O antigo diretor de estratégia de Bitcoin Pierre Rochard apela à (Fed) dos Estados Unidos para incluir o Bitcoin nos cenários de testes de resistência bancária, exatamente no momento em que o Fed está a consultar o público sobre o conjunto de cenários de 2026 e a propor maior transparência na construção de modelos. A questão não é se o Fed “apoia” o Bitcoin ou não, mas se a agência pode considerar o Bitcoin como uma variável de risco sem que isso se transforme em uma política oficial.
De acordo com análises, o problema reside na questão técnica e no grau de ligação do Bitcoin ao sistema bancário. O Fed não incluirá o Bitcoin nos testes de resistência apenas por um apelo, mas se o grau de exposição dos bancos ao Bitcoin através de custódia, derivativos, intermediários de ETFs ou serviços de corretagem for suficientemente grande para impactar significativamente o capital e a liquidez, o Fed poderá ser forçado a modelar choques de preço do Bitcoin de forma semelhante às ações ou às diferenças de crédito.
Isso não significa reconhecimento ou apoio ao Bitcoin, mas reflete o fato de que esse ativo se tornou excessivamente ligado ao balanço patrimonial das instituições financeiras reguladas, tornando-o impossível de ignorar. No âmbito atual, o Bitcoin pode aparecer inicialmente como um choque no cenário de “choque de mercado global” destinado a bancos com operações de negociação e custódia de grande porte, em vez de se tornar uma variável macroeconômica central.

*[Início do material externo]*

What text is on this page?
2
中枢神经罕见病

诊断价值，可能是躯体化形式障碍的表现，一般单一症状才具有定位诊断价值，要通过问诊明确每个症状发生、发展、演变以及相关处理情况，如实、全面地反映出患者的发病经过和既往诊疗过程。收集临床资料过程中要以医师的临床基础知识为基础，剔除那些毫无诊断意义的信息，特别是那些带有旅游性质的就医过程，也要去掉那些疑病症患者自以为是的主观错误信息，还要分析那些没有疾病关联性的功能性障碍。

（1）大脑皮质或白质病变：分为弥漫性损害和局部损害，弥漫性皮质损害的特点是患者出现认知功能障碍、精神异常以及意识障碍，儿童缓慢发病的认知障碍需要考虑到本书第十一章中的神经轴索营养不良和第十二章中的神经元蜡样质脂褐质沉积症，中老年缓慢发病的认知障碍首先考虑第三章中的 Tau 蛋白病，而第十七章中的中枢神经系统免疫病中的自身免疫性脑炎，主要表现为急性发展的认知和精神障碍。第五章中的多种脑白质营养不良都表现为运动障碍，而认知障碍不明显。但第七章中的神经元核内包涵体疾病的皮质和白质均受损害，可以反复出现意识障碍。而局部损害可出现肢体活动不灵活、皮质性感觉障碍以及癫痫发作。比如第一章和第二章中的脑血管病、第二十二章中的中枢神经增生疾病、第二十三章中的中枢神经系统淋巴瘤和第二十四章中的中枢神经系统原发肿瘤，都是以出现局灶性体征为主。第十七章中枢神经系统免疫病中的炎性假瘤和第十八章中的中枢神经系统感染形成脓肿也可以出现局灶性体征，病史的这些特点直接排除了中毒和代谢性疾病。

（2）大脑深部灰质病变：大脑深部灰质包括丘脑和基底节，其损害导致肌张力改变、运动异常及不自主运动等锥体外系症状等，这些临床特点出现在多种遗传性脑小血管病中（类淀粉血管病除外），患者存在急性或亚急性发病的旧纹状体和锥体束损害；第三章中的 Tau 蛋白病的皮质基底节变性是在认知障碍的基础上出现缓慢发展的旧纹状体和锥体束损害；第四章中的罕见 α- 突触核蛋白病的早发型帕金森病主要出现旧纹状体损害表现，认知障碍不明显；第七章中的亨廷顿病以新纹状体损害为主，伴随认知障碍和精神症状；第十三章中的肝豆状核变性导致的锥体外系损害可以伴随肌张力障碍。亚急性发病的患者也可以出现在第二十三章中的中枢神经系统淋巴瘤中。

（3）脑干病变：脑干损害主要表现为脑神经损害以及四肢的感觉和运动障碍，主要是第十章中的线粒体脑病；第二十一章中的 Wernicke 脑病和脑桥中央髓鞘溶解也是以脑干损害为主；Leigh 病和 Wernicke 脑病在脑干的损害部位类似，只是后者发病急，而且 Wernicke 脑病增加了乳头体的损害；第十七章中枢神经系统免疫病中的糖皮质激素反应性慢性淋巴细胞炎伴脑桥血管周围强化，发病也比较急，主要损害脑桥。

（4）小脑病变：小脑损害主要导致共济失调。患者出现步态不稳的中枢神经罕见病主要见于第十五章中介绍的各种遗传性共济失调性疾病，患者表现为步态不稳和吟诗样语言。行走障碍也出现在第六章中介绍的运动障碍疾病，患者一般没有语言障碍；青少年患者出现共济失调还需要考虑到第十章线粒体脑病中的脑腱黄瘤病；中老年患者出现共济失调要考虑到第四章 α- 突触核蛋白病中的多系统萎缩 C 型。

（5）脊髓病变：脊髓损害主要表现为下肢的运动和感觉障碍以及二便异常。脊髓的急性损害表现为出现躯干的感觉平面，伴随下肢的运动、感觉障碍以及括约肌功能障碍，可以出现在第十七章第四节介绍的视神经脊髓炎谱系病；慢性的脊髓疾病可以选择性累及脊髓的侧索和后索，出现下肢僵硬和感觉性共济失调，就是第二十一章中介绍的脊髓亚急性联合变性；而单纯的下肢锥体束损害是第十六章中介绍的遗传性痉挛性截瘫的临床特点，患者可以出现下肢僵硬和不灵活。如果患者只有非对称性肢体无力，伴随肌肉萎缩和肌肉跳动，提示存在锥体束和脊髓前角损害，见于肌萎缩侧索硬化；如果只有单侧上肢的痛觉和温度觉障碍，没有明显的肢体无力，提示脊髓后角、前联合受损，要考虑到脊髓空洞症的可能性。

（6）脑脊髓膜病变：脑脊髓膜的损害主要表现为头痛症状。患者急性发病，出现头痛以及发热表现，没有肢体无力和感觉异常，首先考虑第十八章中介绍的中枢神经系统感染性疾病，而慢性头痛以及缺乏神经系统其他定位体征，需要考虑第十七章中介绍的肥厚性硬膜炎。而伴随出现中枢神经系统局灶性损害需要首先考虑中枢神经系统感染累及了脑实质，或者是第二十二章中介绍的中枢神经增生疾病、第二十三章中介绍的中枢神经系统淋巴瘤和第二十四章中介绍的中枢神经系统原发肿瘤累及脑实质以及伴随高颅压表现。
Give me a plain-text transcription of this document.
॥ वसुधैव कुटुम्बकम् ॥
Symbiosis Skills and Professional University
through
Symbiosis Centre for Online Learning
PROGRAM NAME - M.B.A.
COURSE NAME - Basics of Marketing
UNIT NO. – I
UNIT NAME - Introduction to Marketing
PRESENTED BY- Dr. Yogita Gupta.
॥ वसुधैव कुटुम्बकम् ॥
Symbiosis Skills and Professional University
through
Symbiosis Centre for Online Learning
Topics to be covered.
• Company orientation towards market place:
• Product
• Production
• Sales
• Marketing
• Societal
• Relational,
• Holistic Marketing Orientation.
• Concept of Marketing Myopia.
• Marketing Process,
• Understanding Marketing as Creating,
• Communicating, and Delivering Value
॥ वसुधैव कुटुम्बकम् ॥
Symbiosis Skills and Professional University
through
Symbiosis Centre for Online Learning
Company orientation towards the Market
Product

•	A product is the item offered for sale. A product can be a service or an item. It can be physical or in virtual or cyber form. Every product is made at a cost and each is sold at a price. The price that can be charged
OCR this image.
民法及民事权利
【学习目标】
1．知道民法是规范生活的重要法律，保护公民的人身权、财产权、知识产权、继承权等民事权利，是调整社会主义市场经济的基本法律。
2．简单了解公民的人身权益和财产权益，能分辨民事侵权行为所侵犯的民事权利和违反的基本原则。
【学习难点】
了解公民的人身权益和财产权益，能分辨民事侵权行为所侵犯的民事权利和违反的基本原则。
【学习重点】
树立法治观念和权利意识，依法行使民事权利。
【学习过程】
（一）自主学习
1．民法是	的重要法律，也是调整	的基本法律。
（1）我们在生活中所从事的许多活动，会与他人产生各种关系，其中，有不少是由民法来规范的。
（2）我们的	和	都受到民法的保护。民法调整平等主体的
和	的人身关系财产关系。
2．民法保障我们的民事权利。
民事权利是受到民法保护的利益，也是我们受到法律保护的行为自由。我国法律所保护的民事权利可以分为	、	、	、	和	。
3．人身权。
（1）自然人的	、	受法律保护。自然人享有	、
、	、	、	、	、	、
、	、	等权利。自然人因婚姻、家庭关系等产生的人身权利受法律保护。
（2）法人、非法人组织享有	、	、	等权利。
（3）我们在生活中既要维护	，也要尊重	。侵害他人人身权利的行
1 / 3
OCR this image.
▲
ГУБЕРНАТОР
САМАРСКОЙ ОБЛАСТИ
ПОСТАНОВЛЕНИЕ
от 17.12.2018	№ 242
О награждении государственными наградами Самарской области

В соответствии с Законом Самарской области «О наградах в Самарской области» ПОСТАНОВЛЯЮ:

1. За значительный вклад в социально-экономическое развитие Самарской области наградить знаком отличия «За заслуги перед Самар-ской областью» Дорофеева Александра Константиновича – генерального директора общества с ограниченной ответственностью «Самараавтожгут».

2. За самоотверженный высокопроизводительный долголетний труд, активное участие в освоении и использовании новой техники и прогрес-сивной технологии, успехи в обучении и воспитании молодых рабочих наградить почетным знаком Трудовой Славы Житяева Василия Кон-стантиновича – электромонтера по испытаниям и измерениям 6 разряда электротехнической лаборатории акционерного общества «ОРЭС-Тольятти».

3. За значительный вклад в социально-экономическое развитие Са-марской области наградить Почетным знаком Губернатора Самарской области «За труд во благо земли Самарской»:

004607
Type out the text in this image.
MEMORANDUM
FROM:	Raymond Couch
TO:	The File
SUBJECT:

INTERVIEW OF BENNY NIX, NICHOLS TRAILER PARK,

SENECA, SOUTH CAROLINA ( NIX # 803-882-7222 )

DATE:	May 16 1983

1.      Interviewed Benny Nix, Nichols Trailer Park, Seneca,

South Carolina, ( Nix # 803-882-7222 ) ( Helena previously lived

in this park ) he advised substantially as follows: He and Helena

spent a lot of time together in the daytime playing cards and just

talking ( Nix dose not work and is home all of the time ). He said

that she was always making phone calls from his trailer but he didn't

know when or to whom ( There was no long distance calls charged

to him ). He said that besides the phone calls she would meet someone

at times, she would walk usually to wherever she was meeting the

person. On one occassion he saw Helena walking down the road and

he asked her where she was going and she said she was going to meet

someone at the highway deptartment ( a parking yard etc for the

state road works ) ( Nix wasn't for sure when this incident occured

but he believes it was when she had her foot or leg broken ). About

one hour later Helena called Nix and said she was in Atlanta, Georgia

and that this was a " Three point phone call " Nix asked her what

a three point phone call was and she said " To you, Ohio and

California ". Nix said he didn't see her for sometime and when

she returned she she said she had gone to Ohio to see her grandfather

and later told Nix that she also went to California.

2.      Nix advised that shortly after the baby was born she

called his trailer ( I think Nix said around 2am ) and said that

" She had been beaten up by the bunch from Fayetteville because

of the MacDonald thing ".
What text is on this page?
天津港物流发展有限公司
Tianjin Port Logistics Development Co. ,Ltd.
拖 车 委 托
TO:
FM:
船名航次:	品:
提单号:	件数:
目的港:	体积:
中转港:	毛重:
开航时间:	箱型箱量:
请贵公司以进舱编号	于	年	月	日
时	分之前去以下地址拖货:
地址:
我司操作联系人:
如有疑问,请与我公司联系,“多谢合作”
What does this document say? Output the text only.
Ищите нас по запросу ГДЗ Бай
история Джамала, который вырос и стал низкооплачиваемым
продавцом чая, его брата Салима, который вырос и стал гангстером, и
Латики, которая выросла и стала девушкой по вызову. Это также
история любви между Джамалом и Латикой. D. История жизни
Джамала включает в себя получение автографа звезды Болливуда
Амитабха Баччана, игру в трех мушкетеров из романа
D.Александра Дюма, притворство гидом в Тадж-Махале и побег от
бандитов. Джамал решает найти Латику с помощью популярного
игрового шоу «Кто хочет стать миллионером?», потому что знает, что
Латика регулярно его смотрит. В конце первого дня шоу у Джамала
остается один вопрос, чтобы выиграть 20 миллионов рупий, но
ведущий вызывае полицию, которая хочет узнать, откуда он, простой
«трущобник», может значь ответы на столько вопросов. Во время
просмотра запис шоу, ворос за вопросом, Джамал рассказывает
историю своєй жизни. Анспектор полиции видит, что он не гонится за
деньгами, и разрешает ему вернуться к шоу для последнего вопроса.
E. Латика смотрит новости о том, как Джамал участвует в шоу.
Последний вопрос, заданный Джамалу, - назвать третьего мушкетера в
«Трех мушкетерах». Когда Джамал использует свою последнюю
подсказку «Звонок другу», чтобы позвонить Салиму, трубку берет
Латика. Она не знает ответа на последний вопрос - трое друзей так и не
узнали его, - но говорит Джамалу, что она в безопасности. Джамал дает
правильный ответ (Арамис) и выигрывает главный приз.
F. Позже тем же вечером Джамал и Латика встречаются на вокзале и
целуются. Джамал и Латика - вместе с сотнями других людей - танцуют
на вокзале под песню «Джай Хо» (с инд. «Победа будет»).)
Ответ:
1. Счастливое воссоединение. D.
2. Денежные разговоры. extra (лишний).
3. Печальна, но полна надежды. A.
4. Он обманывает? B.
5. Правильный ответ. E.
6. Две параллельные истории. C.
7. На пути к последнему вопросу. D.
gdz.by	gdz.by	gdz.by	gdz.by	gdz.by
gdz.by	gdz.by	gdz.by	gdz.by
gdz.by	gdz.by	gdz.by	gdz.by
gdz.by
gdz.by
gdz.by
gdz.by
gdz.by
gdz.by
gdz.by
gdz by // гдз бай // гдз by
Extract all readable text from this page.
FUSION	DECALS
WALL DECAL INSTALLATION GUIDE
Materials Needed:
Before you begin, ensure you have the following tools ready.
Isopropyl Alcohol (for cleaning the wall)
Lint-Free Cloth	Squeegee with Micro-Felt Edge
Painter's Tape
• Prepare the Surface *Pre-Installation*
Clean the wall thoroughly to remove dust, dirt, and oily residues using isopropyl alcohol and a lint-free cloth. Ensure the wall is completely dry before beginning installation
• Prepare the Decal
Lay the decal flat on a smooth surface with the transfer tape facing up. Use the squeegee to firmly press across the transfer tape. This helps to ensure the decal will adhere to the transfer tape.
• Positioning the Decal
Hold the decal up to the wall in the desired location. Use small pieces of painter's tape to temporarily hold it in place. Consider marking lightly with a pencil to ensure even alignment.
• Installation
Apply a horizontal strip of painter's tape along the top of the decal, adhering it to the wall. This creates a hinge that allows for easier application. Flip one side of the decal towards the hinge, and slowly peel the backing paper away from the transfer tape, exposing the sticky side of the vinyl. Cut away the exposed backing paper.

Se for incluído nos testes de resistência, o Bitcoin será padronizado como um fator de risco a ser gerido, levando a requisitos mais rigorosos em relação a limites, governança, modelagem e conformidade nas áreas de negócio relacionadas. Em outras palavras, o Bitcoin só entrará nos testes de resistência do Fed quando a autoridade reguladora não tiver mais alternativa senão considerá-lo.